Malaise mortel

Le suicide d’un inspecteur du travail révèle le profond mal-être de la profession.

Elodie Corvée  • 2 février 2012 abonné·es

Le ton monte chez les inspecteurs du travail après le suicide de l’un d’entre eux, le 18 janvier. Le geste fatal de Romain Lecoustre, militant syndical de SUD, qui s’est donné la mort par pendaison à son domicile, porte à quatre le nombre de suicides depuis trois ans parmi les agents. En cause : le malaise grandissant de la profession, dû à la dégradation progressive des conditions de travail.

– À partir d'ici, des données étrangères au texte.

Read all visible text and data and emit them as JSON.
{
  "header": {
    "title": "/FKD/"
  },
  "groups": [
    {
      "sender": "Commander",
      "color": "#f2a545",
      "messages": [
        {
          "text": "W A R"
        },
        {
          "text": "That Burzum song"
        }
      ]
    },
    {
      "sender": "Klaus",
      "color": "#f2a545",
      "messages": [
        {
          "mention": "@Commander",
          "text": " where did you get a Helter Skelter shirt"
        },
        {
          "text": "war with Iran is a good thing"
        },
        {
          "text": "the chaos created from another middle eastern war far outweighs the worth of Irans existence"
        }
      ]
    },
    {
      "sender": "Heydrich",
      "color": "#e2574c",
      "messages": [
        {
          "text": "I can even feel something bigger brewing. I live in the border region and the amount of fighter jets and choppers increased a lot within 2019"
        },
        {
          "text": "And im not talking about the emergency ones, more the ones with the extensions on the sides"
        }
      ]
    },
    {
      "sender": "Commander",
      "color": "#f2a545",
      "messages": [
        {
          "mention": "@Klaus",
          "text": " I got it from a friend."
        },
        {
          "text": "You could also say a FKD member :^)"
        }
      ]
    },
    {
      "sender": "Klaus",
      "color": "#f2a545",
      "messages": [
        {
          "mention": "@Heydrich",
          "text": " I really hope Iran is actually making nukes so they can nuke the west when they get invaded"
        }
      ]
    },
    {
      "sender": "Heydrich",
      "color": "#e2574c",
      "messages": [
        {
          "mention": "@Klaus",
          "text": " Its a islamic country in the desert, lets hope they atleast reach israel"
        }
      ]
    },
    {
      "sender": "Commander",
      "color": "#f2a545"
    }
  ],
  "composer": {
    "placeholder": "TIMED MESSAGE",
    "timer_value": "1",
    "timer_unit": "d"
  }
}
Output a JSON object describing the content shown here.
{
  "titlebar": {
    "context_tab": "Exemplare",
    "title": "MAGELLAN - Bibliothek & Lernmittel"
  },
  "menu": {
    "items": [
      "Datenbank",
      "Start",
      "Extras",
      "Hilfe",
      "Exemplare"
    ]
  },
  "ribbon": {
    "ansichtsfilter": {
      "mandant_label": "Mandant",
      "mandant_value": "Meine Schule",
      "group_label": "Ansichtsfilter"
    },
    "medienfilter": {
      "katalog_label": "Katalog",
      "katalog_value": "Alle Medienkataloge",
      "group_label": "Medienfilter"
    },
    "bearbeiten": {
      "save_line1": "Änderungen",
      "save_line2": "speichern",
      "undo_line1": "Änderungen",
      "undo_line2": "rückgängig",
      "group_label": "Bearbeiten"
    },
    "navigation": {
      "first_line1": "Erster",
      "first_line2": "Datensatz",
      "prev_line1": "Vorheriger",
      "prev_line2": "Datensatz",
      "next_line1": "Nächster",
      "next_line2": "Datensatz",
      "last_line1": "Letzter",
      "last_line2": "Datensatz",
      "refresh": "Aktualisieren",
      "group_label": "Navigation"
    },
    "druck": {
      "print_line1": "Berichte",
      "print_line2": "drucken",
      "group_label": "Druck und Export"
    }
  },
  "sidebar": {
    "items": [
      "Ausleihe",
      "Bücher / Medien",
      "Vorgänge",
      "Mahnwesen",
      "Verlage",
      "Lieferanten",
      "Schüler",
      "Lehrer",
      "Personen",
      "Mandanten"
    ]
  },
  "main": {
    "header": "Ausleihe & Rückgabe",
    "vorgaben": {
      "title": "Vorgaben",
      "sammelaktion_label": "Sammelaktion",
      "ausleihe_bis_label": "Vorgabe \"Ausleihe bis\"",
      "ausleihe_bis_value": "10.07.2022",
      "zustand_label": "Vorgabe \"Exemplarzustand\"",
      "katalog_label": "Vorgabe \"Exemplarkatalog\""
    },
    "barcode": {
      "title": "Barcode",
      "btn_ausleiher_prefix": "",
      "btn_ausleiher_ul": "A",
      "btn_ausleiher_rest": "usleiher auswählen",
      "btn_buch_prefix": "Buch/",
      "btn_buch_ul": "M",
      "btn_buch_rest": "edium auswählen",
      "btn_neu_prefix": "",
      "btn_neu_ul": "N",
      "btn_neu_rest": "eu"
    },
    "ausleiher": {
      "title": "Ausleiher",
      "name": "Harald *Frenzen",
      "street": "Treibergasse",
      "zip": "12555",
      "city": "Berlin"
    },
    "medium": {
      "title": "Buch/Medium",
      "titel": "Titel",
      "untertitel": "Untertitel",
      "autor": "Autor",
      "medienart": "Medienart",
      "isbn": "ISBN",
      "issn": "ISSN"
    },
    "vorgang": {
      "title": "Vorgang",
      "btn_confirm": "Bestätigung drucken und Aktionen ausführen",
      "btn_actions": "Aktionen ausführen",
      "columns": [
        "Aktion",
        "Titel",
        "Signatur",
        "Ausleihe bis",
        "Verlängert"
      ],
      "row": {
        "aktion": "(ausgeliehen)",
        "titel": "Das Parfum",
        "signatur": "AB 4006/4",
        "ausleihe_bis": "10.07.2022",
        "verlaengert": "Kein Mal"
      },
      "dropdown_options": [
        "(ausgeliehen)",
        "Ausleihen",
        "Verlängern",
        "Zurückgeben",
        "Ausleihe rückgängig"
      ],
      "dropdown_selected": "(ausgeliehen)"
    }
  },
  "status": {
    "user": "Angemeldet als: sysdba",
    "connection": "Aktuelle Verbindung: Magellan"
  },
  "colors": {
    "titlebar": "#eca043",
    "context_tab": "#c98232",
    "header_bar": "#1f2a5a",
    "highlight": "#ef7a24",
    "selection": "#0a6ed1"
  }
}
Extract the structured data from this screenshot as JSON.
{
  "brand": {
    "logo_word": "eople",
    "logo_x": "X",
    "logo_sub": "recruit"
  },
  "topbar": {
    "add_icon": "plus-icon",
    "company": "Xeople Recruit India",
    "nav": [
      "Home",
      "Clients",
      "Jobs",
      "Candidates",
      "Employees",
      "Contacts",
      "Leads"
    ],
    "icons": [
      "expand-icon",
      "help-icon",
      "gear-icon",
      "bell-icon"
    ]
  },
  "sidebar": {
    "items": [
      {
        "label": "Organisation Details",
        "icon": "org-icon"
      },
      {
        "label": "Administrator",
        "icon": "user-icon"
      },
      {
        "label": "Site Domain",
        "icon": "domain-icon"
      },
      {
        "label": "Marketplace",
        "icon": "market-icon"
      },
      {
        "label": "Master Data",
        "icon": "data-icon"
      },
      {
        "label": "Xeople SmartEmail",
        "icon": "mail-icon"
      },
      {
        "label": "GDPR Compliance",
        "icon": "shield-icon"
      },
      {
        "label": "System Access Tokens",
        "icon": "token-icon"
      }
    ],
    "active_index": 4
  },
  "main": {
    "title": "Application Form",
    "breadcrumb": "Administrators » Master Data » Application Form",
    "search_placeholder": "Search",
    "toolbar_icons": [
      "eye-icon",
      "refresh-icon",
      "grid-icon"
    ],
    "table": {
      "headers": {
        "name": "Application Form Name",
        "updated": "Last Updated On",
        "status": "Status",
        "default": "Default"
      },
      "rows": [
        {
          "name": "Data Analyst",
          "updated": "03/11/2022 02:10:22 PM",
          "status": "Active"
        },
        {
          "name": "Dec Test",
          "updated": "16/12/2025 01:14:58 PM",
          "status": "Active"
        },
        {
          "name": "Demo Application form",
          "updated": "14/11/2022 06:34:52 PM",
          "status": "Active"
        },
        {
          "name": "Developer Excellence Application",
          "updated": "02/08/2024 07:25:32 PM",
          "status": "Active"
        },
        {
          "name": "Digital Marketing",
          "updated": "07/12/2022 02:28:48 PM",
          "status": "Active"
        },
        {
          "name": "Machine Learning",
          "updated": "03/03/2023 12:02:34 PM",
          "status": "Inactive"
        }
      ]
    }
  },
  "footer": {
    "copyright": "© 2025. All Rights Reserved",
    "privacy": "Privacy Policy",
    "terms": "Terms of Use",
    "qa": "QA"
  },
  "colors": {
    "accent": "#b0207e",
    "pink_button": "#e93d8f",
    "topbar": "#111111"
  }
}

Romain Lecoustre avait déjà tenté de mettre fin à ses jours en juillet 2011 : « Suite à cette tentative de suicide, nous avons alerté tous les échelons hiérarchiques sur la détérioration de ses conditions de travail et avons dénoncé leur inertie à prendre des mesures afin de faire cesser cette situation » , ont écrit les syndicats (CFDT-CGT-FO-SNUTEFE-FSU-SUD-Unsa) dans un communiqué. « Après sa tentative, raconte un des collègues syndicalistes de Romain Lecoustre, il est allé voir ses camarades pour ­dénoncer tout le mal qu’on nous fait et rendre son geste public. »

Le manque d’effectifs, la surcharge de travail, l’absence de considération… Les causes du malaise sont nombreuses. La première tentative de suicide du salarié avait conduit l’inspection générale des affaires sociales à mener une enquête. Les résultats n’ont jamais été publiés. « La hiérarchie ne voulait pas les faire sortir. Des rumeurs disaient qu’elle était mise en cause », affirme l’inspecteur du travail et militant syndical Gérard Filoche, qui met cette même hiérarchie sur le banc des accusés. « Avant, les directeurs étaient d’anciens inspecteurs montés en grade. Aujourd’hui, ils sont nommés par le gouvernement et ce sont des personnes qui n’y connaissent rien » , explique-t-il.

Un autre inspecteur du travail dénonce des « injonctions déconnectées de la réalité du terrain » , accompagnées de « propos malveillants »  : « On nous demande de faire du chiffre. Et on va voir les agents individuellement pour leur dire que c’est eux qui font baisser la moyenne départementale. »
La colère gronde d’autant plus que le signal d’alarme était tiré depuis plusieurs années. Un rapport rédigé en 2010 par un médecin du travail d’Arras alertait sur les effets désastreux de la surcharge de travail imposée aux inspecteurs et aux contrôleurs. Une centaine d’agents de l’inspection du travail ont manifesté à Lille, le ­26 janvier, devant la direction régionale des entreprises. Ils veulent à tout prix faire reconnaître le ­suicide de Romain Lecoustre comme accident de service.

Une reconnaissance symbolique qui ne permettra pas d’enrayer la spirale. De source syndicale, une prime de fonction et de résultats sera bientôt mise en place. Autre moyen de pression pour que les objectifs chiffrés imposés par le ministère du Travail soient remplis.